Avvocato, finalista della II edizione della 4cLegal Academy, responsabile dell’area Fashion Law e vice responsabile dell’area di Diritto Penale di Ius in itinere.
Maria Elena Orlandini nasce a Napoli il 2 Luglio 1993. Grazie all’esperienza di suo padre, fin da piccola si appassiona a tutto ciò che riguarda il diritto penale, così, conseguita la maturità scientifica, si iscrive alla Facoltà di Giurisprudenza presso l’Università degli Studi del Sannio.
Si laurea con 110 e lode il 20 Marzo 2018 con una tesi dal titolo “Mass Media e criminalità” seguita dai Proff. Carlo Longobardo e Prof. Felice Casucci, in cui approfondisce il modus attraverso il quale i social media e la tv siano in grado di mutare la percezione del crimine nella società.
Nel 2019 ha conseguito con il massimo dei voti il Master di II livello in Giurista Internazionale d’Impresa presso l’Università degli Studi di Padova – sede di Treviso, specializzandosi in diritto penale dell’economia, con una tesi dal titolo “Il reato di bancarotta e le misure premiali previste dal nuovo Codice della Crisi di Impresa”, sotto la supervisione del Prof. Rocco Alagna. Nel giugno 2020 ha superato il corso di diritto penale dell’economia tenuto dal Prof. Adelmo Manna, professore ordinario presso l’Università degli Studi di Foggia, già componente della commissione che ha varato il d.lgs. 231/2001. All’età di 27 anni consegue l’abilitazione all’esercizio della professione forense presso la Corte d’Appello di Venezia.
Dal 2019 segue plurimi progetti legati al Fashion Law e alla proprietà intellettuale, prediligendone gli aspetti digital in tema di Influencer Marketing.

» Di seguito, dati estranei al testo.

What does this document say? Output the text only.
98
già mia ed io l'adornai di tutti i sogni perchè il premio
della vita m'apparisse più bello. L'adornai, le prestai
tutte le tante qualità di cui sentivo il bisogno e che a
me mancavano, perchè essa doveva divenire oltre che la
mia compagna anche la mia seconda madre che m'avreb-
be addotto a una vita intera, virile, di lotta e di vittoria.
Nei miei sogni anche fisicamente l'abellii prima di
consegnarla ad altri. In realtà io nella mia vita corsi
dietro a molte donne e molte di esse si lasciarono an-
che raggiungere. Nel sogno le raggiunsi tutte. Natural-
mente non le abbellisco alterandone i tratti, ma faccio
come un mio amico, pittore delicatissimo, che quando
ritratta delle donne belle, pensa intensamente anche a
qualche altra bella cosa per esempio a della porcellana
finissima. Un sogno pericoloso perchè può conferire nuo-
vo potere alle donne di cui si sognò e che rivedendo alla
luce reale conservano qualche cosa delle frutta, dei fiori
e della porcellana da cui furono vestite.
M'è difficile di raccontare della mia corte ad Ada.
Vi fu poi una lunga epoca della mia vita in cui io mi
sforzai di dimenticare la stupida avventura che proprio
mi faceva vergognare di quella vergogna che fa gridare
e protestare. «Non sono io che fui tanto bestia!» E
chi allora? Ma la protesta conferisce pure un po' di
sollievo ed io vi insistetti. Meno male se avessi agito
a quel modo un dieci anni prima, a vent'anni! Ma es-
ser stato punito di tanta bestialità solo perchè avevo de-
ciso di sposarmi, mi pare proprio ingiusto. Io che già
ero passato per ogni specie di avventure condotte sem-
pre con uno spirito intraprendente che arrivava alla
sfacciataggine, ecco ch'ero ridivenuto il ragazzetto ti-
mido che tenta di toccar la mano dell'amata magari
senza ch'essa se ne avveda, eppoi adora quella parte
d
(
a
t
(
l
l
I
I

Nel 2020 viene selezionata tra i cinque giovani talenti del mercato legale e partecipa alla seconda edizione della 4cLegal Academy, legal talent organizzato dalla 4cLegal, visibile sul canale BFC di Forbes Italia, su Sky.
Nel 2022 si iscrive al corso di aggiornamento professionale in Fashion Law organizzato dall’Università degli Studi di Firenze.
Passione, curiosità, empatia, capacità di visione e self control costituiscono i suoi punti di forza.
Collabora per le aree di Diritto Penale e Fashion Law & Influencer marketing di Ius in itinere.